Alfa Study
The Alfa study is a research platform to characterise the pathophysiology of Alzheimer's disease in its preclinical phase and develop preventive treatments. It was launched in 2013 with the support of “la Caixa” Foundation. It is one of the most complex initiatives and with the largest number of research participants in the world, made up of 2,743 people between the ages of 45 and 75, most of whom are sons and daughters of people with Alzheimer's.
The Alfa study is a strategic infrastructure for research on the prevention and detection of Alzheimer's risk factors. A large part of the studies developed at the BBRC are nourished by the data it generates. The exhaustive characterization of the participants turns Alfa into a valuable research structure for conducting prevention clinical trials.
2.743
People between the
ages of 45 and 75
HeBe
The aim of HeBe is to identify blood factors that have a rejuvenating or aging effect on the human brain.
The results will improve the diagnosis of Alzheimer's disease or other neurodegenerative diseases in their earliest stages. They will also be useful for detecting people more susceptible to developing these diseases, predicting their prognosis, monitoring their progression and the effectiveness of a possible treatment.
This project receives funding from the European Research Council (ERC) within the framework of the European Union's Horizon 2020 research and innovation programme (grant agreement no. 948677).
Alfa+
Alfa+ is a cohort, prospective and observational study that aims to describe the biological processes and identify factors that can predict the preclinical phase of Alzheimer's disease.
Thanks to the extensive characterization of 420 participants without cognitive impairment, from the Alfa study, the Alfa+ analyses the association between biological, structural, functional and neurocognitive brain markers that characterise the preclinical phase of the disease and describe its natural history. It is supported by the Adey Foundation
PROAD
The PROAD project aims to identify proteomic profiles in blood that can predict cognitive decline in cognitively healthy people with an increased risk of developing Alzheimer's.
With this study, in which plasma samples from the Alfa+ cohort will be analysed, the BBRC team hopes to be able to find new prognostic biomarkers in the preclinical phase of the disease.
AlfaSleep
The aim of the AlfaSleep project is to characterise sleep patterns with subjective and objective measures in middle-aged adults without cognitive impairment and with an increased risk of developing Alzheimer's in the future, and relate them to biomarkers and state-of-the-art neuroimaging data.
Thanks to its multimodal approach and the study participant cohort, enriched by risk factors, the project will contribute to the understanding of the mechanisms underlying the association between sleep and cognitive impairment.
Thus, the project aims to develop non-invasive biomarkers and preventive strategies aimed at sleep. AlfaSleep has the participation of 200 people from the Alfa+ cohort.
NeuroCOVID
This study, funded by La Marató de TV3 Foundation and lasting three years, investigates the neurological effects of Covid-19 in people with different risks of developing Alzheimer's.
To this end, the researchers use mini-brains as an analytical and predictive model, customised organoids of human brains, from participants of the Alfa cohort, and subjected to different traumas, including SARS-Cov2 infection.
PROSPECT-AD
Speech impairments are a feature of the early stages of Alzheimer's disease and, consequently, the analysis of speech performance is a promising new digital biomarker for the detection of the disease.
The aim of PROSPECT-AD is to validate speech biomarkers for the identification of individuals with early signs of Alzheimer's and monitor them longitudinally.
In addition, digital biomarkers of language and speech open the door to screening methods for populations at greater risk of suffering the disease at very early stages, necessary for future clinical trials on Alzheimer's disease modifying drugs.

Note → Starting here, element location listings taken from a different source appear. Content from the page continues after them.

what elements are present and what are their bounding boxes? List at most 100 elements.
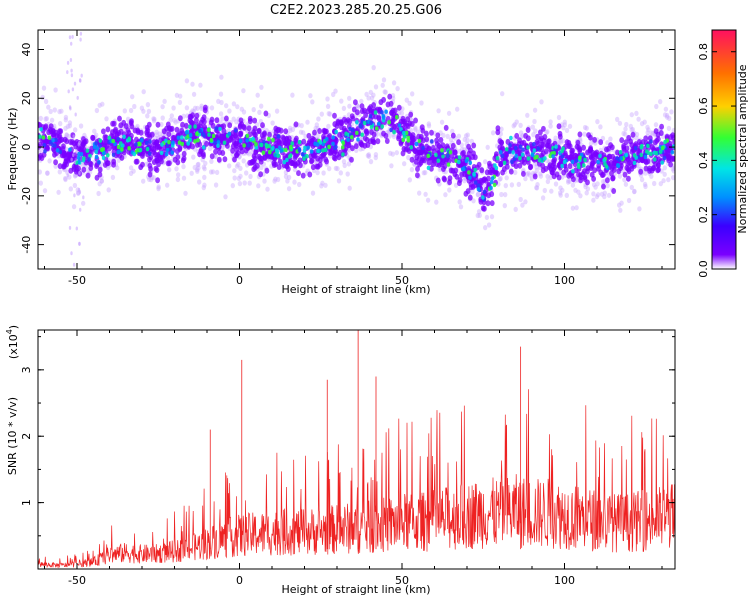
spectral-halo-point [195,168,200,174]
spectral-peak-point [446,162,451,167]
spectral-peak-point [238,138,243,144]
spectral-point [514,132,520,139]
y-tick-label: 1 [20,499,33,506]
spectral-point [234,146,240,153]
spectral-halo-point [208,169,214,175]
spectral-peak-point [495,156,500,161]
spectral-peak-point [341,145,345,150]
spectral-point [174,126,180,133]
spectral-point [370,138,376,145]
spectral-peak-point [560,154,565,159]
spectral-halo-point [198,82,203,88]
spectral-halo-point [73,193,76,198]
spectral-point [383,132,389,139]
colorbar-tick-label: 0.4 [697,152,710,170]
spectral-peak-point [316,148,320,154]
spectral-point [611,188,617,194]
spectral-point [323,156,329,163]
spectral-point [295,159,301,166]
spectral-peak-point [276,134,281,139]
spectral-point [384,138,390,144]
spectral-point [228,136,234,143]
spectral-peak-point [193,124,197,129]
spectral-halo-point [67,120,73,126]
spectral-point [385,101,391,108]
spectral-point [153,165,159,172]
spectral-point [190,143,196,150]
spectral-point [321,127,327,134]
spectral-peak-point [369,124,374,130]
spectral-peak-point [206,127,211,133]
spectral-point [307,171,313,178]
spectral-halo-point [409,167,415,173]
spectral-point [495,125,501,132]
spectral-halo-point [666,125,672,131]
spectral-point [500,145,505,152]
spectral-point [489,200,495,207]
spectral-point [284,162,289,169]
spectral-halo-point [168,117,173,123]
spectral-halo-point [190,108,195,114]
spectral-point [178,115,183,122]
spectral-point [337,131,342,138]
spectral-point [77,146,83,153]
spectral-peak-point [509,135,513,141]
spectral-halo-point [49,117,55,123]
spectral-halo-point [214,169,220,175]
spectral-halo-point [406,154,411,161]
spectral-halo-point [115,165,120,171]
spectral-point [155,177,161,184]
spectral-halo-point [232,168,237,174]
spectral-peak-point [120,147,124,152]
spectral-point [538,129,543,136]
spectral-peak-point [164,151,169,157]
snr-panel: -50 0 50 100 1 2 3 Height of straight line (km… [5,325,676,596]
spectral-halo-point [315,133,321,139]
spectral-point [317,161,323,168]
spectral-peak-point [201,131,205,136]
spectral-point [38,154,42,161]
spectral-halo-point [387,133,392,139]
spectral-halo-point [388,150,393,156]
spectral-halo-point [544,129,549,135]
spectral-peak-point [518,144,523,149]
spectral-halo-point [197,179,202,185]
spectral-point [655,161,661,168]
spectral-point [110,120,115,127]
spectral-halo-point [643,170,648,176]
spectral-halo-point [80,73,83,78]
spectral-point [541,125,546,132]
spectral-peak-point [476,187,481,192]
spectral-peak-point [327,144,331,150]
spectral-halo-point [558,190,563,196]
spectral-point [133,158,139,165]
spectral-halo-point [145,102,151,108]
spectral-halo-point [46,104,51,110]
spectral-peak-point [195,131,199,137]
spectral-peak-point [134,142,138,147]
spectral-halo-point [195,105,200,111]
spectral-halo-point [475,191,481,197]
spectral-point [230,143,236,150]
spectral-point [528,141,534,148]
spectral-halo-point [339,98,344,104]
spectral-halo-point [141,89,146,95]
spectral-point [286,135,292,142]
spectral-peak-point [532,142,536,147]
spectral-halo-point [476,209,482,215]
spectral-point [556,123,562,130]
spectral-peak-point [498,150,503,155]
spectral-peak-point [387,120,392,125]
spectral-halo-point [399,110,405,116]
spectral-point [154,139,160,146]
spectral-halo-point [634,135,639,141]
x-tick-label: 50 [395,274,409,287]
spectral-halo-point [139,105,145,111]
spectral-peak-point [98,138,103,143]
spectral-peak-point [68,147,72,152]
spectral-peak-point [94,154,99,160]
spectral-peak-point [492,182,497,188]
spectral-peak-point [148,139,152,144]
spectral-peak-point [426,165,431,171]
spectral-point [594,151,600,158]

PROSPECT-AD collects data from participants from European cohorts , 100 of them from the BBRC Beta-AARC study.
Beta-AARC
The project 'Beta-AARC: Cohort study for the identification of blood biomarkers in the population with subjective cognitive decline', underway from 2021, deepens the knowledge of the factors that influence the onset of Alzheimer's disease and the detection of biomarkers to identify people at increased risk of developing the disease before the first symptoms appear.
It is a cohort study that will include approximately 200 people aged between 55 and 80 who experience a subjective deterioration of memory or other cognitive abilities, such as attention, planning ability and orientation.
The Beta-AARC study is supported by ACS Foundation, Condis, EDM, La Sirena and the Ramón Areces Foundation.